Почти женский роман… - 68
- Опубликовано: 28.02.2024, 20:50
- Просмотров: 49358
Содержание материала
Уже путники наши были близки к селению Акох, лежащему за небольшой горой от Хунзаха. Невысокий гребень разделял их с этим селением — когда ружейный выстрел раздался в горах и, как зловещий знак, повторился отголоском утесов. Путники остановились в недоумении... перекаты постепенно затихли.
— Это наши охотники,— сказал Султан-Ахмет-хан, отирая пот с лица. — Они не ждут меня и не чают встретить в таком положении. Много радостных, много и горестных слез принесу я в Хунзах!
Непритворная горесть изобразилась на грозном лице Ахмет-хана — все нежные и все злобные чувства так легко играют душой азиатца!

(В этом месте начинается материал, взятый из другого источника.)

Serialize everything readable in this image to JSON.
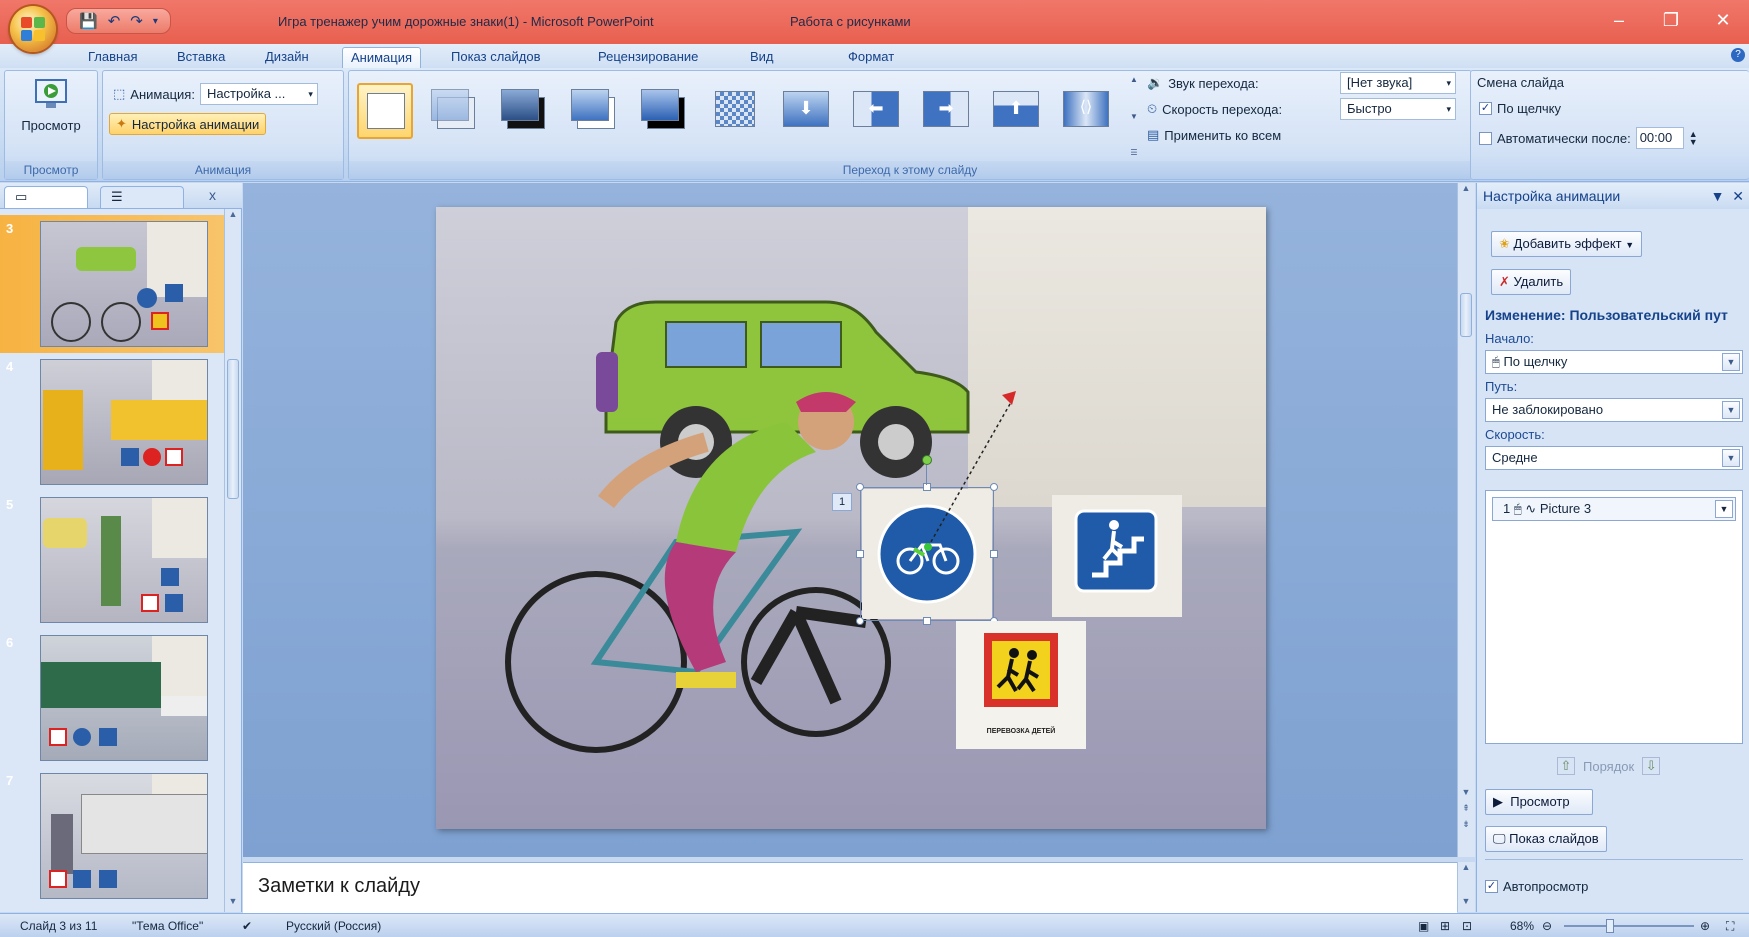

Другой выстрел, однако ж, развлек его внимание - удар и удар еще... выстрелы отвечали выстрелам и, наконец, слились в жаркую перепалку.
— Там русские, — вскричал Аммалат, выхватывая из ножен саблю — и сжал каблуками коня, как будто одним прыжком хотел перепрыгнуть за гребень,— но мгновенные силы его оставили, и клинок, звуча, покатился из опавшей руки. — Хан, — сказал он, ступая на землю, — спеши на помощь своим землякам — твое лицо будет для них дороже сотни воинов.

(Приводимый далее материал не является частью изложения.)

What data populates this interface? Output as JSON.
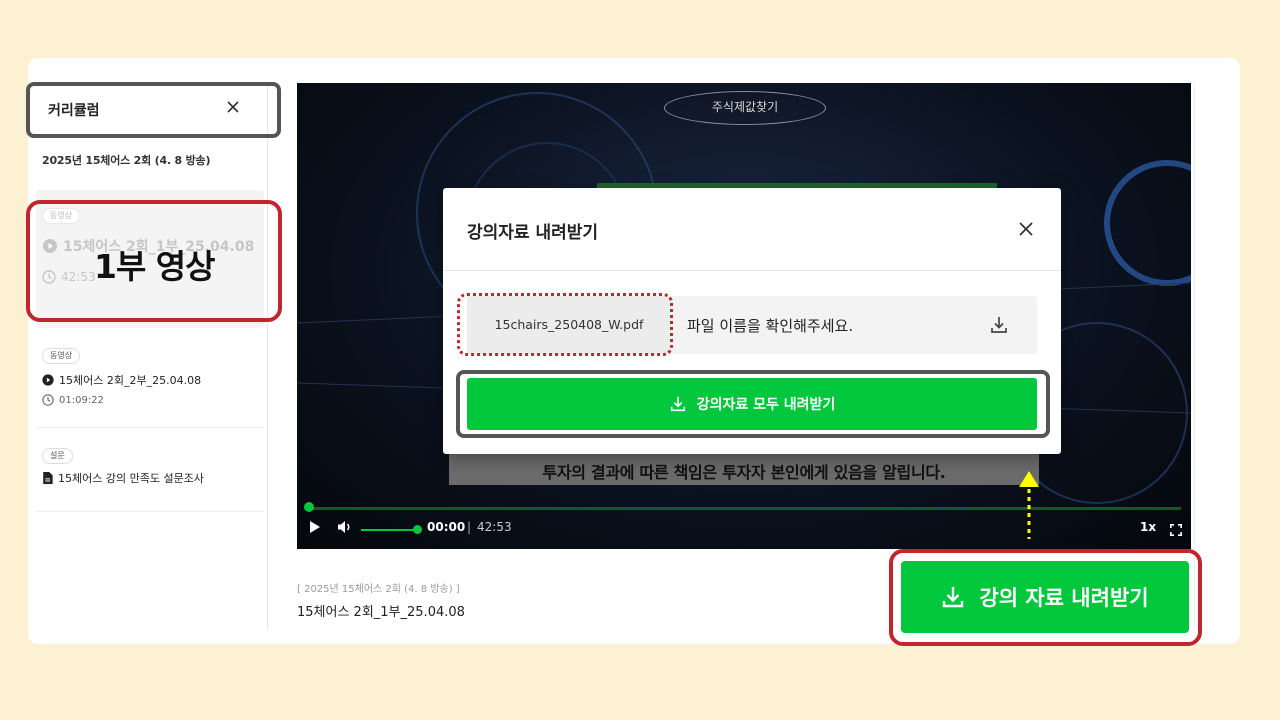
{
  "sidebar": {
    "title": "커리큘럼",
    "course": "2025년 15체어스 2회 (4. 8 방송)",
    "items": [
      {
        "tag": "동영상",
        "title": "15체어스 2회_1부_25.04.08",
        "duration": "42:53"
      },
      {
        "tag": "동영상",
        "title": "15체어스 2회_2부_25.04.08",
        "duration": "01:09:22"
      },
      {
        "tag": "설문",
        "title": "15체어스 강의 만족도 설문조사"
      }
    ]
  },
  "video": {
    "overlay_pill": "주식제값찾기",
    "subtitle": "투자의 결과에 따른 책임은 투자자 본인에게 있음을 알립니다.",
    "current_time": "00:00",
    "separator": "|",
    "total_time": "42:53",
    "speed": "1x",
    "progress": 0
  },
  "lecture": {
    "breadcrumb": "[ 2025년 15체어스 2회 (4. 8 방송) ]",
    "title": "15체어스 2회_1부_25.04.08",
    "download_button": "강의 자료 내려받기"
  },
  "modal": {
    "title": "강의자료 내려받기",
    "file_name": "15chairs_250408_W.pdf",
    "file_hint": "파일 이름을 확인해주세요.",
    "download_all": "강의자료 모두 내려받기"
  },
  "annotations": {
    "part1_label": "1부 영상"
  },
  "colors": {
    "page_bg": "#fdf1d4",
    "brand_green": "#00c73c",
    "annotation_red": "#c0272d",
    "annotation_grey": "#555555",
    "arrow_yellow": "#ffff00"
  },
  "icons": [
    "close-icon",
    "play-circle-icon",
    "clock-icon",
    "document-icon",
    "play-icon",
    "volume-icon",
    "fullscreen-icon",
    "download-icon"
  ]
}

Хан не слышал слов его — он прислушивался к полету пуль, как будто желая различить русских от аварских.
— Ужели с легкостью коз заняли они и крылья у орлов Казбека — и откуда могли они пройти на наши неприступные твердыни! — говорил он, весь склонясь над седлом, со вложенною в стремя ногою. — Прощай, Аммалат, — вскричал он наконец, послышав, как загорелась сильней пальба. — Я еду погибнуть на развалинах — разразясь, как перун, ударом!

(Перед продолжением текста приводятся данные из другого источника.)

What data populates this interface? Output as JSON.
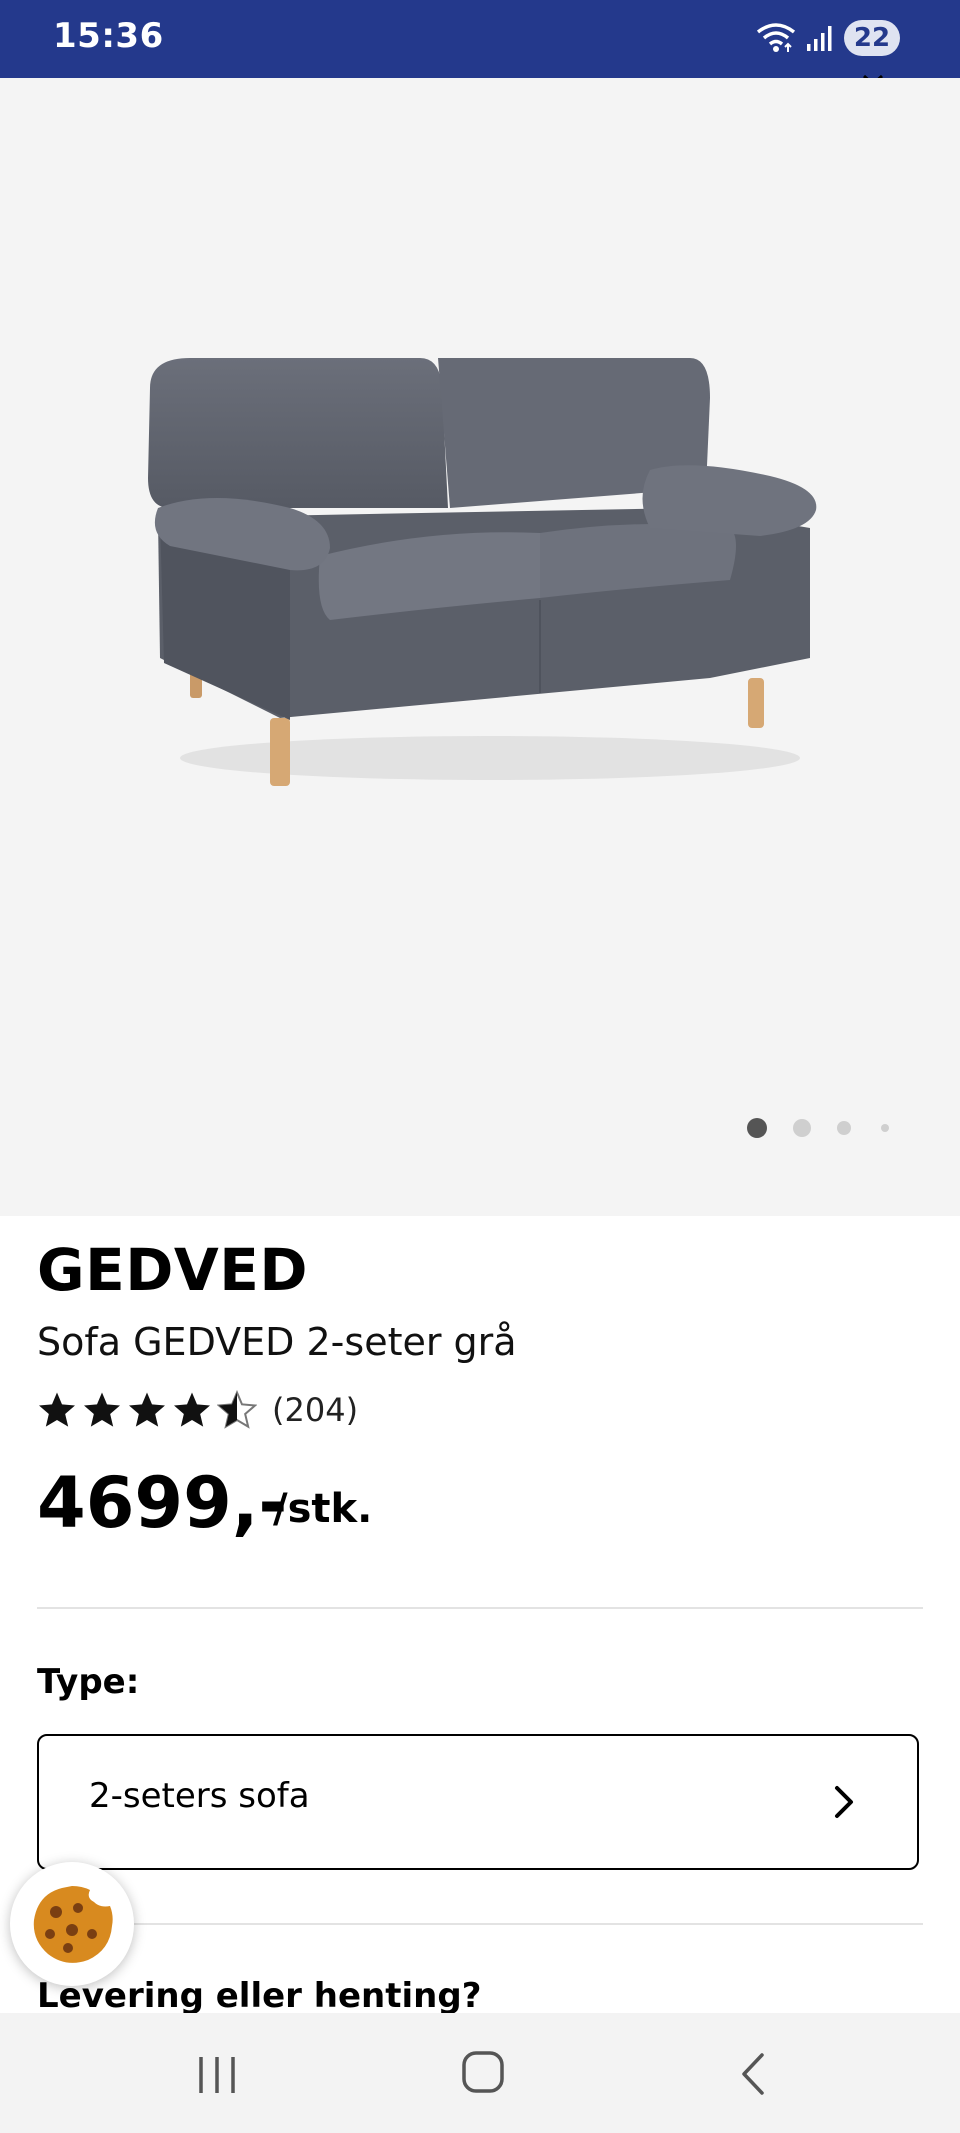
{
  "status_bar": {
    "time": "15:36",
    "battery": "22",
    "background_color": "#24398c",
    "icons": [
      "wifi-icon",
      "signal-icon",
      "battery-icon"
    ]
  },
  "gallery": {
    "image": "gray-two-seater-sofa",
    "total_images": 4,
    "current_index": 1
  },
  "product": {
    "brand": "GEDVED",
    "name": "Sofa GEDVED 2-seter grå",
    "rating_value": 4.5,
    "rating_max": 5,
    "review_count": "(204)",
    "price": "4699,-",
    "unit": "/stk."
  },
  "type_selector": {
    "label": "Type:",
    "value": "2-seters sofa"
  },
  "delivery": {
    "heading": "Levering eller henting?"
  },
  "cookie_button": {
    "icon": "cookie-icon"
  },
  "nav_bar": {
    "buttons": [
      "recent-apps-button",
      "home-button",
      "back-button"
    ]
  }
}
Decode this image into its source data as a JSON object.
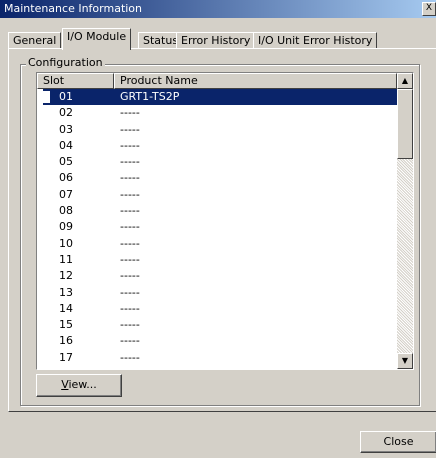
{
  "window": {
    "title": "Maintenance Information",
    "close_glyph": "X"
  },
  "tabs": [
    {
      "label": "General",
      "active": false
    },
    {
      "label": "I/O Module",
      "active": true
    },
    {
      "label": "Status",
      "active": false
    },
    {
      "label": "Error History",
      "active": false
    },
    {
      "label": "I/O Unit Error History",
      "active": false
    }
  ],
  "configuration": {
    "group_label": "Configuration",
    "columns": {
      "slot": "Slot",
      "product_name": "Product Name"
    },
    "rows": [
      {
        "slot": "01",
        "product_name": "GRT1-TS2P",
        "selected": true
      },
      {
        "slot": "02",
        "product_name": "-----"
      },
      {
        "slot": "03",
        "product_name": "-----"
      },
      {
        "slot": "04",
        "product_name": "-----"
      },
      {
        "slot": "05",
        "product_name": "-----"
      },
      {
        "slot": "06",
        "product_name": "-----"
      },
      {
        "slot": "07",
        "product_name": "-----"
      },
      {
        "slot": "08",
        "product_name": "-----"
      },
      {
        "slot": "09",
        "product_name": "-----"
      },
      {
        "slot": "10",
        "product_name": "-----"
      },
      {
        "slot": "11",
        "product_name": "-----"
      },
      {
        "slot": "12",
        "product_name": "-----"
      },
      {
        "slot": "13",
        "product_name": "-----"
      },
      {
        "slot": "14",
        "product_name": "-----"
      },
      {
        "slot": "15",
        "product_name": "-----"
      },
      {
        "slot": "16",
        "product_name": "-----"
      },
      {
        "slot": "17",
        "product_name": "-----"
      }
    ]
  },
  "buttons": {
    "view_mnemonic": "V",
    "view_rest": "iew...",
    "close": "Close"
  },
  "icons": {
    "scroll_up": "scroll-up-arrow-icon",
    "scroll_down": "scroll-down-arrow-icon"
  },
  "colors": {
    "selection": "#0a246a",
    "face": "#d4d0c8"
  }
}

В это время пуля, жужжа, упала к ногам его; он наклонился, поднял ее, и лицо его просияло улыбкою. Спокойно вынул он ногу из стремя и обратился к Аммалату.
Садись верхом, — сказал он ему, — скоро ты своими глазами разгадаешь эту загадку... У русских свинцовые пули — а это медная, аварская (не имея собственного свинца, аварцы большею частью стреляют медными пулями, ибо у них есть медные руды. (Замечание принадлежит автору)) моя милая землячка! Притом же она прилетела с южной стороны, откуда никак не могут прийти русские.
Они въехали на вершину гребня, и взорам их открылись две деревни, лежащие на двух противоположных краях глубокой рытвины — и из них-то производилась перестрелка. Жители, залегши за камнями, за оградами, палили друг в друга. Между ними беспрестанно бегали женщины с воплем и плачем, когда какой-нибудь удалец, приблизясь к самому краю пропасти, падал раненый. Они носили каменья и заботливо и бесстрашно под свистом пуль складывали перед ним род щита. Радостные крики раздавались на той или другой стороне, когда видели, что выносят из дела раненого противника. Печальные стоны оглашали воздух, когда падал кто- нибудь из родных или товарищей. Аммалат долго и с удивлением смотрел на битву эту, в которой было более грому, чем вреда. Наконец он обратил вопрошающий взор к хану.
— У нас это обыкновенная вещь, — отвечал тот, любуясь каждым удачным выстрелом. — Такие сшибки поддерживают между нами воинственный дух и боевой навык. У вас частные ссоры кончаются несколькими ударами кинжала — у нас они становятся общим делом целых селений, и самая безделица может дать к тому повод. Я чай, и теперь дерутся за какую-нибудь украденную корову, которую не хотели отдать. У нас не стыдно воровать в чужом селении — стыдно только быть уличе- ну в том. Полюбуйся на смелость наших женщин — пули, как мухи, жужжат, а им горя мало — достойные матери и жены богатырей!.. Конечно, в великий стыд вменится тому, кто ранит женщину,— да ведь за пулю нельзя поручиться. Острый глаз направляет ее — но слепая судьба несет в цель. Однако темнота льется с неба и разлучает минутных врагов. Поспешим к родным моим.
Одна привычка хана могла спасти наших путников от частых падений по крутому спуску к реке Узени. Аммалат почти ничего не видал перед собою... двойная завеса ночи и слабости задергивала его очи... голова его кружилась... будто сквозь сон взглянул он, поднявшись снова на высоту, на вороты дома ханского, на сторожевую башню и неверной ногой ступил он на землю среди двора, среди восклицаний нукеров и челядинцев — и едва перешагнул за решетчатый порог гарама, дух его занялся, смертная бледность бросила снег свой на лицо раненого, и юный бек, истощенный кровью, утомленный путем, голодом и душевною тоскою — без чувств упал на узорные ковры.